The necks of birds are very important for body maintenance and eyesight. Modification for flight has rendered avian forelimbs almost useless for any task other than flight. To make up for this lack of forelimb dexterity, the beak is used for many tasks such as preening feathers. To access hard-to-reach feathers on the back and tail birds require a flexible neck. Furthermore, as birds have immobile eyes, head movement and flexibility is required to focus on objects at various distances.
Thorax and Sternum
Overlying flaps projecting off the ribs called uncinate processes help to stiffen the rib cage so it will not collapse during the powerful strokes required for flight. The sternum is the highly modified breastbone. In flying and swimming birds the keel is enlarged for flight muscle attachment. Flightless birds such as Ostriches have a sternum without a keel.
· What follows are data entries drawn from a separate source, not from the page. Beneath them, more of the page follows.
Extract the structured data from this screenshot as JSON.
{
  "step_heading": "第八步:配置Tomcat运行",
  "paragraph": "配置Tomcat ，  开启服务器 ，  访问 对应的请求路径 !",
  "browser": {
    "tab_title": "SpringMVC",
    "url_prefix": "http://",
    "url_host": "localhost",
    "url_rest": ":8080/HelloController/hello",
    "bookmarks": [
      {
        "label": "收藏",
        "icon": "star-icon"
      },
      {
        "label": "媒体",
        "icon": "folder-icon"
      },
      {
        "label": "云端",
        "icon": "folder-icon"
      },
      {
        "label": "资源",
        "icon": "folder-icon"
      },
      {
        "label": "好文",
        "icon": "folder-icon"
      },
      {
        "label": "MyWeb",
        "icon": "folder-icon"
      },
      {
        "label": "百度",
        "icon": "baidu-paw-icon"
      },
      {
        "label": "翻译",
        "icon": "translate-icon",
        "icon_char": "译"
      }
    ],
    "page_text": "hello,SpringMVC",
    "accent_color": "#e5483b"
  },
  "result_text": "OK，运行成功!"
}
The pectoral girdle is made up of the sternum, clavicle, coracoid and scapula. The clavicles come together to form the furcula, or "wishbone". The furcula provides a flexible attachment site for the breast muscles and along with the coracoids act as struts that resist pressure created by the wing stroke during flight. Flight muscles running from the sternum to the relatively short and stiff humerus elevate and depress the wing.
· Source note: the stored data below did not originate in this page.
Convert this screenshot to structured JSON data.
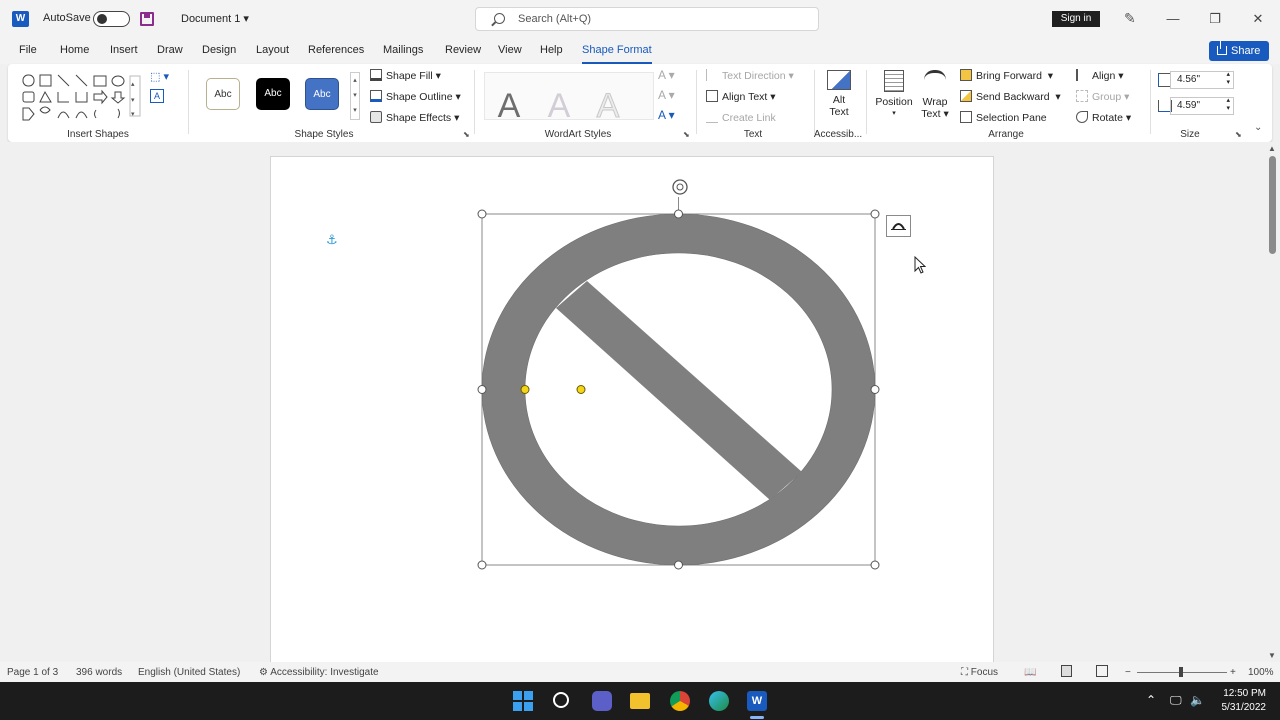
{
  "app": {
    "autosave_label": "AutoSave",
    "autosave_state": "Off",
    "document_title": "Document 1",
    "search_placeholder": "Search (Alt+Q)",
    "signin_label": "Sign in",
    "share_label": "Share",
    "window_controls": [
      "minimize-icon",
      "restore-icon",
      "close-icon"
    ]
  },
  "tabs": [
    {
      "label": "File"
    },
    {
      "label": "Home"
    },
    {
      "label": "Insert"
    },
    {
      "label": "Draw"
    },
    {
      "label": "Design"
    },
    {
      "label": "Layout"
    },
    {
      "label": "References"
    },
    {
      "label": "Mailings"
    },
    {
      "label": "Review"
    },
    {
      "label": "View"
    },
    {
      "label": "Help"
    },
    {
      "label": "Shape Format",
      "active": true
    }
  ],
  "ribbon": {
    "groups": {
      "insert_shapes": "Insert Shapes",
      "shape_styles": "Shape Styles",
      "wordart_styles": "WordArt Styles",
      "text": "Text",
      "accessibility": "Accessib...",
      "arrange": "Arrange",
      "size": "Size"
    },
    "style_swatches": [
      "Abc",
      "Abc",
      "Abc"
    ],
    "shape_fill": "Shape Fill",
    "shape_outline": "Shape Outline",
    "shape_effects": "Shape Effects",
    "wordart_letters": [
      "A",
      "A",
      "A"
    ],
    "text_direction": "Text Direction",
    "align_text": "Align Text",
    "create_link": "Create Link",
    "alt_text_line1": "Alt",
    "alt_text_line2": "Text",
    "position": "Position",
    "wrap_text_line1": "Wrap",
    "wrap_text_line2": "Text",
    "bring_forward": "Bring Forward",
    "send_backward": "Send Backward",
    "selection_pane": "Selection Pane",
    "align": "Align",
    "group": "Group",
    "rotate": "Rotate",
    "height_value": "4.56\"",
    "width_value": "4.59\""
  },
  "colors": {
    "accent": "#185abd",
    "shape_fill": "#7f7f7f",
    "handle_yellow": "#f5d617"
  },
  "status": {
    "page": "Page 1 of 3",
    "words": "396 words",
    "language": "English (United States)",
    "accessibility": "Accessibility: Investigate",
    "focus": "Focus",
    "zoom_minus": "−",
    "zoom_plus": "+",
    "zoom": "100%"
  },
  "taskbar": {
    "time": "12:50 PM",
    "date": "5/31/2022"
  }
}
There is an extensive fusion of bones of the pelvic region to provide stiff support for the legs in order to deal with the stress of take-off and landing. The synsacrum is a fusion of the pelvic and 6 caudal (tail) vertebrae. At the end of the spinal column is the pygostyle, a fusion of the final few caudal vertebrae. The pygostyle supports the tail feathers and musculature.
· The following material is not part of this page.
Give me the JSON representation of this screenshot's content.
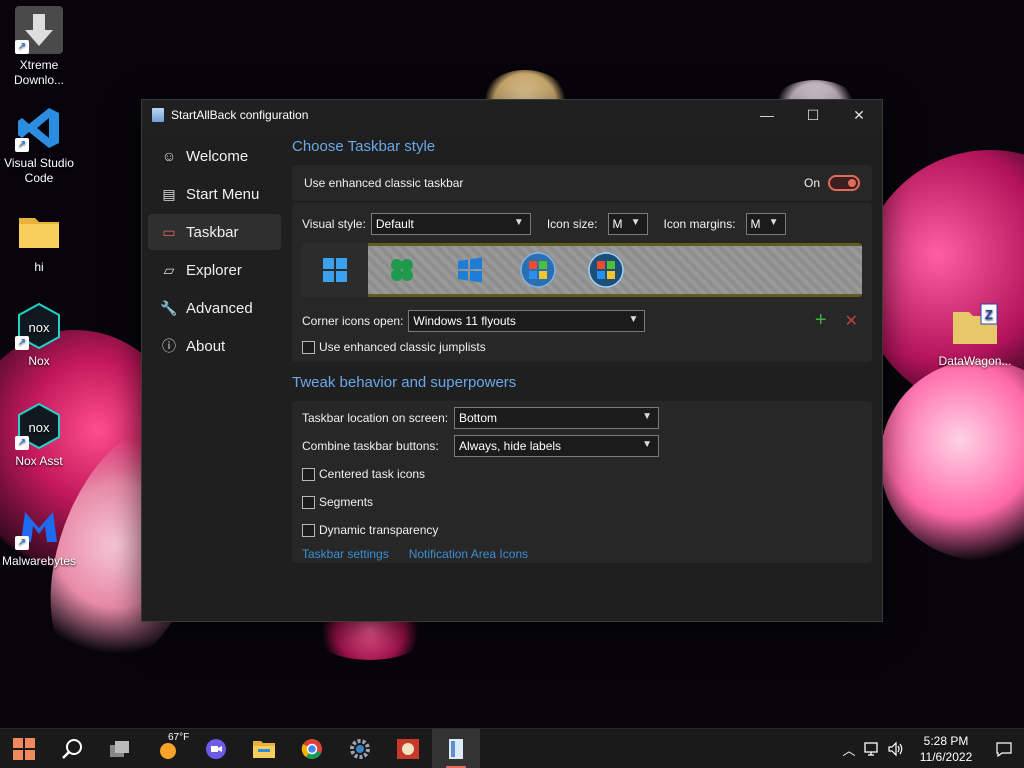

The avian wing contains the usual arm bones of reptiles and mammals, but in a highly modified form. The humerus is rather short compared to the total length of the wing, as it must withstand the pulling of the flight muscles. The radius and ulna form the support for the mid-wing. The outer wing or "hand" bones are highly fused for strength and feather support. The first digit or pollex supports the alula, a small feather used to control air flow around the wing.
Leg and Foot
The upper leg is composed of a fairly standard femur, but the lower leg and foot are highly modified by fusion of bones. Of course, between the femur and the fibula and tibiotarsus is the knee, whose location in birds is often confused. The tarsometatarsus is an extended fusion of the foot bones. This lengthening adds extra leverage for running, landing and take-off.